Современному читателю уже требуется определенное усилие, чтобы в одном лишь только междометии «чу!», предваряющем явление толпы мертвецов в «Железной дороге» Н.Некрасова, расслышать ироничную отсылку к балладам В.Жуковского. Для читателей же века XIX связь этого восклицания с именем русского романтика была вполне очевидной. В свое время А.Шаховской в комедии «Урок кокеткам, или Липецкие воды» (1815) даже — с явным расчетом на комический эффект — вложил его в уста поэта Фиалкина, злой карикатуры на Жуковского, причем в реплике, представляющей собой краткую автохарактеристику творческой стратегии персонажа:
И полночь, и петух, и звон костей в гробах,
И, чу!.. все страшно в них; но милым все приятно,
Все восхитительно! хотя невероятно.
Оставался намек довольно прозрачным и ко времени публикации «Железной дороги».
Но и точное знание отнюдь не всегда порука ощущениям — даже прекрасно осведомленному о литературном происхождении имени «Светлана» читателю стоит известного труда всякий раз при чтении того же Жуковского держать в уме А.Востокова и воспринимать, в соответствии с авторским замыслом, давно привычное имя как нечто свежее и нетривиальное.
«Полное знание обиходного языка древних эпох недостижимо: всегда есть опасность принять обычное выражение за фигуру. С другой стороны, от нас ускользнет многое, что в свое время вызывало необычные ассоциации»*, — предостерегал Б.Ярхо от превратного прочтения античных текстов.
Впрочем, недоразумениями чреваты и преданья времен не столь отдаленных.
Тут впору вспомнить едва не анекдотический — если бы не искалеченный смысл, по сей день исправно вбиваемый в головы школьников, — пример с крыловской «стрекозой», когда пришедшаяся к идеологии смена значения сделала из простодушного певца-кузнечика близкого родственника окололитературных трутней. Хорошо еще, по крайней мере, комментарии пока не дают забыть, что хотя бы В.Петров в «Оде на великолепный карусель…» воспевал все-таки костюмированное празднество, а не устройство для увеселительных катаний по кругу.
Не менее примечательны и смысловые метаморфозы слова «тоска», разжалованного ныне в синоним банальной скуки, а в текстах века XIX зачастую обозначавшего куда более благородное, доступное «немногим избранным», состояние медитативной отрешенности от вещественного мира во имя прорыва в область трансцендентного**. В контексте же творчества тоска, будучи неким метафизическим томлением, нередко становилась первым симптомом надвигающегося вдохновения, своеобразным аналогом фетовского «не знаю сам, что буду петь, но только песня зреет».

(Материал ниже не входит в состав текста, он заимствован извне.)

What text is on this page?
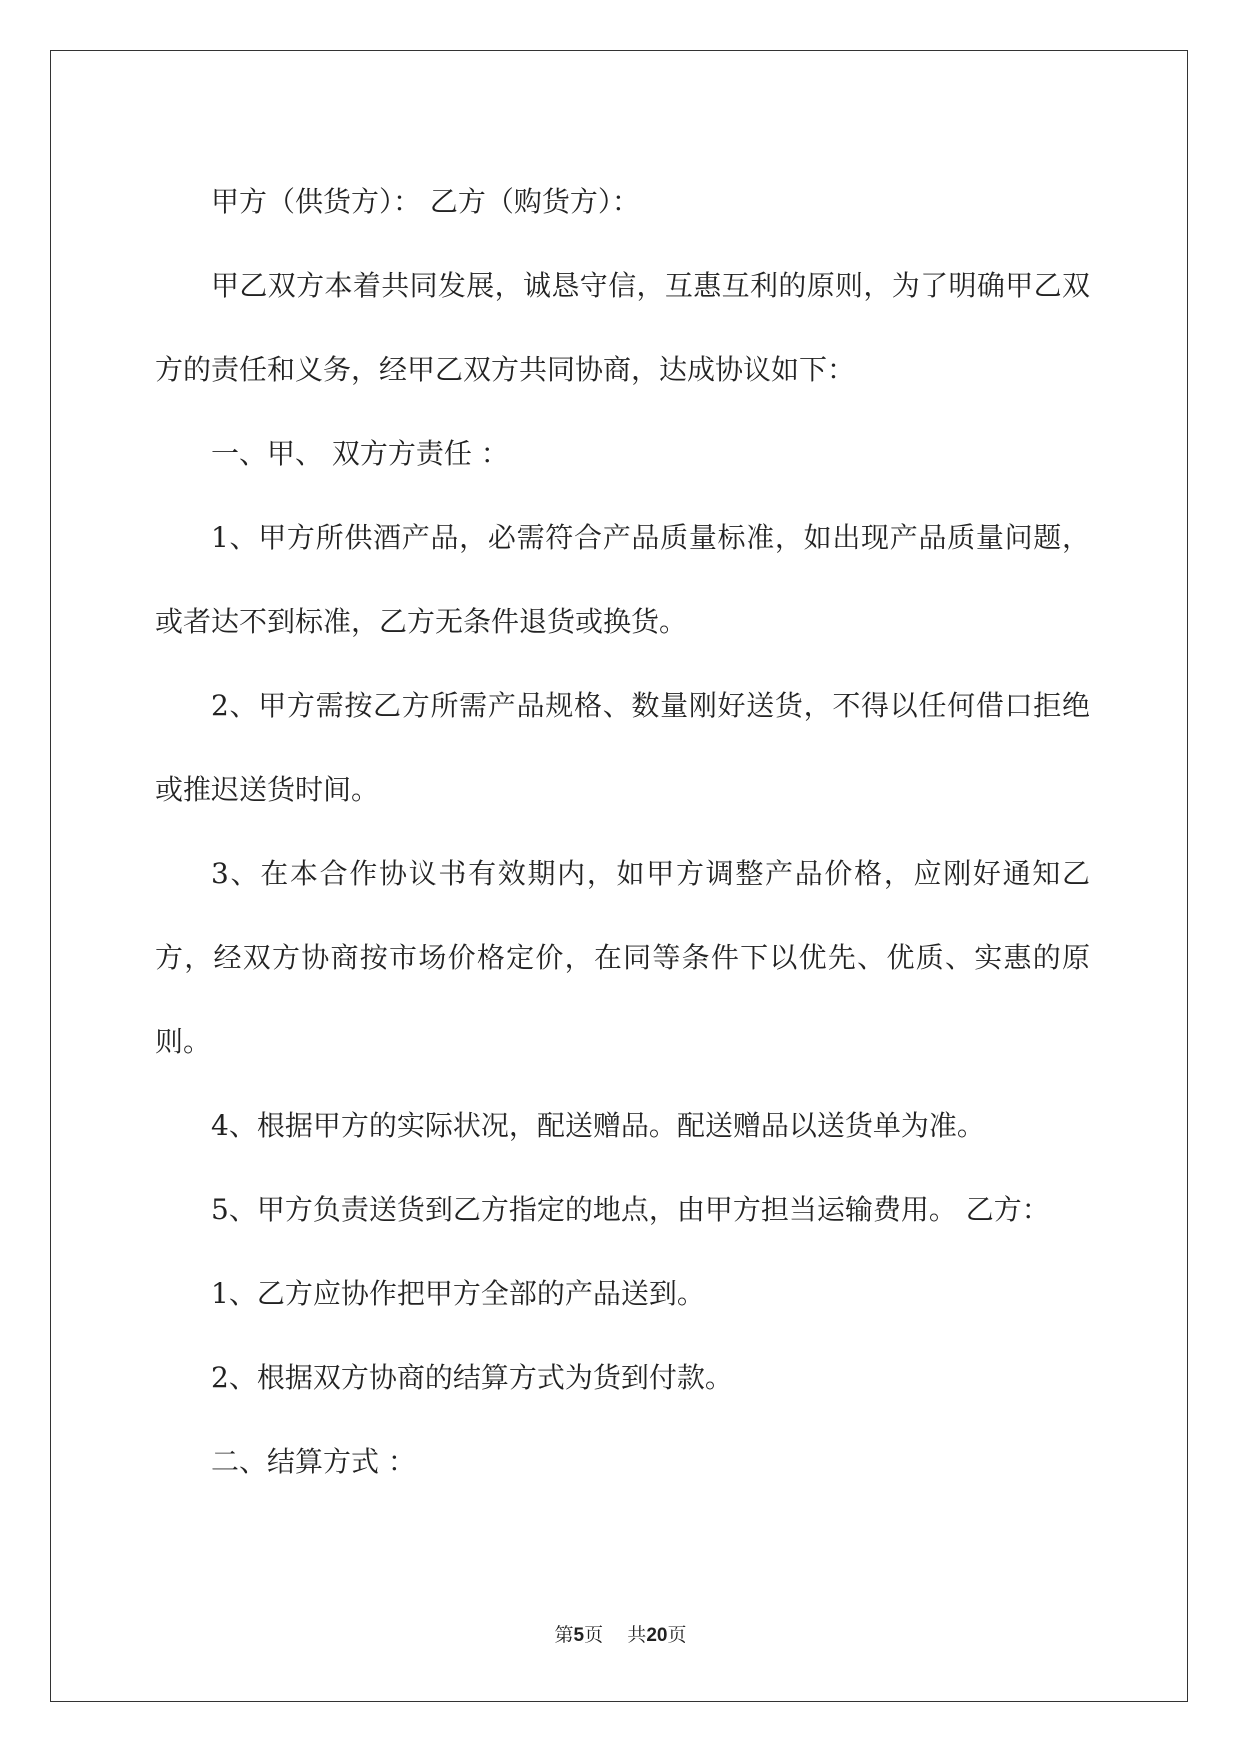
甲方（供货方）： 乙方（购货方）：

甲乙双方本着共同发展，诚恳守信，互惠互利的原则，为了明确甲乙双方的责任和义务，经甲乙双方共同协商，达成协议如下：

一、甲、 双方方责任 ：

1、甲方所供酒产品，必需符合产品质量标准，如出现产品质量问题，或者达不到标准，乙方无条件退货或换货。

2、甲方需按乙方所需产品规格、数量刚好送货，不得以任何借口拒绝或推迟送货时间。

3、在本合作协议书有效期内，如甲方调整产品价格，应刚好通知乙方，经双方协商按市场价格定价，在同等条件下以优先、优质、实惠的原则。

4、根据甲方的实际状况，配送赠品。配送赠品以送货单为准。

5、甲方负责送货到乙方指定的地点，由甲方担当运输费用。 乙方：

1、乙方应协作把甲方全部的产品送到。

2、根据双方协商的结算方式为货到付款。

二、结算方式 ：

第5页 共20页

Скорее всего, здесь не обошлось без влияния близкого по смыслу слова «меланхолия». С последней же (черной желчью) в трудах европейских мистиков позднего средневековья и Возрождения — с оглядкой на античных авторов и — в особенности — на псевдоаристотелевы «Проблемы» — напрямую связывалась платоновская «божественная одержимость», присущая творческим людям: «в слове “меланхолия” сливались значения печали, склонности к серьезным размышлениям и к фантазированию — до такой степени, казалось, всякое серьезное умственное занятие должно было переносить в мрачную сферу»*. Такое отношение к меланхолии было характерно для европейской культуры вплоть до начала XIX века (см., например, «Оду Меланхолии» Дж.Китса или — в русской поэзии — «Меланхолию (Подражание Делилю)» Н.Карамзина, где о последней говорится между прочим: «ты счастлива мечтой, одною мыслью — словом!»).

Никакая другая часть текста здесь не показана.